Stornoway is located on the island, Lewis and Harris, the largest Scottish island and the third largest in the British Isles (after Great Britain and Ireland). The population is around 8,000, around one third of the entire Outer Hebrides population. Harris is the hilly southern part of the isle, while Lewis is to the north.
This region is quite remote. Less than 200nm away to the north are the Faroe Islands, and a similar distance to the northeast is Shetland. Stornoway attracts tourists, but fewer than say Portree on Skye. The pubs don’t have typical sidewalk outdoor seating as there’s a good chance of rain most days. But inside is warm and cosy. While the EU suffers yet another heatwave, Stornoway’s temperature struggled to reach anything close to 20degC.
Over 60% of the locals speak Scottish Gaelic and the Hebrides has the highest number of Gaelic speakers in Scotland. Children learn Gaelic and it’s compulsory learning in the first two years of secondary school.
To the ears the dialect is either a charming rhythm or a baffling mumble of sounds where you might be lucky to identify a word or two. Either way, the locals are friendly and offer a cheery ‘hello’ as you pass. Signs throughout the region are bi-lingual.
Crofting is a big part of the local economy and has been for many years. The Highland Clearances of the 1800s had a big effect on the island as landowners took up up large swathes of land. Denied their rights, many crofters left the islands to seek new beginnings overseas. Nowadays, in most cases a crofter pays rent for the land and buildings, while roads and fences are provided by the crofter. A croft is typically around five hectares but can be more or less.
Tourism has certainly helped create diversity among the crofters. Local outlets that produce of meats, honey, jams and liquor, and creative artisans are dotted around the island and sell their products in Stornoway or directly from their croft. One of the most recognisable products is the famous Harris Tweed. To supplement their income, many also have other jobs within the community.
Another of Stornoway’s well-known products is Black Pudding. This sausage is tasty and bursting with zinc and iron, as it’s made from pork blood, suet, and oats. Definitely not for vegetarians! A Scottish breakfast is tasty and filling on a cold morning – beans, mushrooms, sausages, black pudding, egg, square sausage and a tattie scone!
To keep the fires burning, peat has been used traditionally for hundreds of years. Though nowadays many have more modern methods of heating in their homes. Peat is an organic soil with more than 60% organic matter and exceeds 50cm in depth and gives off a unique scent when burnt. The low fields of Lewis are rocky, lumpy and boggy, and apparently the peat can reach down to 5m or more.
Like many locations in this part of the world, evidence of our ancestors can be found on Lewis and Harris.

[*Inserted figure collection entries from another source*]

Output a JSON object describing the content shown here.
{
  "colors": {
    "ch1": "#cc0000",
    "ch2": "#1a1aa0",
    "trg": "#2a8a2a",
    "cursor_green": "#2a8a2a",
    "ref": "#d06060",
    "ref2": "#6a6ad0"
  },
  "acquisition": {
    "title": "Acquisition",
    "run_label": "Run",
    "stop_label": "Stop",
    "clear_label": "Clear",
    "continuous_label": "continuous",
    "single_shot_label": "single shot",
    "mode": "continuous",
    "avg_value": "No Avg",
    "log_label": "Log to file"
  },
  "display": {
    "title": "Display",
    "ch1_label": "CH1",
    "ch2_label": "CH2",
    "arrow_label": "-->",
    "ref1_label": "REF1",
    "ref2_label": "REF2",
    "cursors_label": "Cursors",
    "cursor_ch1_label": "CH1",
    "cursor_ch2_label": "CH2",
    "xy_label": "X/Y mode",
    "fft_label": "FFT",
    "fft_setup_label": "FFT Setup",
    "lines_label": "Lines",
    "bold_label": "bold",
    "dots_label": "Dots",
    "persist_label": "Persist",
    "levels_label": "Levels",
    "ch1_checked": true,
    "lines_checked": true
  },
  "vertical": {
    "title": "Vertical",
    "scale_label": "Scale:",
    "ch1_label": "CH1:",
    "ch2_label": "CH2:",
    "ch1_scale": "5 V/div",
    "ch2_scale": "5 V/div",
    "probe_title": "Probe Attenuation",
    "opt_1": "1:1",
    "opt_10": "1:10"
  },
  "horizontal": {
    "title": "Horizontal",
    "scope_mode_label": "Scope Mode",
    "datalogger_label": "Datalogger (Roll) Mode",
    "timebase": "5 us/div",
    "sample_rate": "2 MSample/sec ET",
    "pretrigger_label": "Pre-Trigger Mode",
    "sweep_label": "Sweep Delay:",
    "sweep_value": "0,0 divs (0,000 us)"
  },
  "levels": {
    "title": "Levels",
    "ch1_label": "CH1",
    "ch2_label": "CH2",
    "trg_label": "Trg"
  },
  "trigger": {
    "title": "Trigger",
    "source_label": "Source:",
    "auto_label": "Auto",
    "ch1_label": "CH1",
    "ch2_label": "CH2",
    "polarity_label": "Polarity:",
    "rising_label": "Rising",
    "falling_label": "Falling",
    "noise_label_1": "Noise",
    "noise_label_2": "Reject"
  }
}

The Calanais Standing Stones are a bus ride away from Stornoway and presents another intriguing glimpse into the past. Archeologists can only speculate as to why they exist.
The stones were erected around 5000 years ago and in the mid 1800s were discovered buried under a thick layer of peat. Today the stones provide entertainment for the many visitors, particularly children. Some people were spotted with their hands pressed to a stone and eyes shut perhaps trying to connect to something spiritual.
Back at the Stornoway marina, Blue Heeler is safe from all winds and tucked in nicely in the town centre. We arrived on the final day of the HebCelt Festival, held on the grounds of Lews Castle. We didn’t have to buy tickets as we were right next door and could hear the music – light Celtic music, modern rock, and some heavy techno with a bass that vibrated through the boat.
There are many local yachts, a few foreign yachts – French, German and Norwegian, but we are the only Aussie boat. There are plenty of shops in Stornoway, a good-sized fisherman’s co-op to poke around in, plus plenty of pubs and fish’n’chip shops too.
Heavy rain and strong winds from the southwest kept us on board for a couple of days, so we used that time to catch up on other jobs until we had a weather window to depart and head back across The Minch and return to Portree, Skye.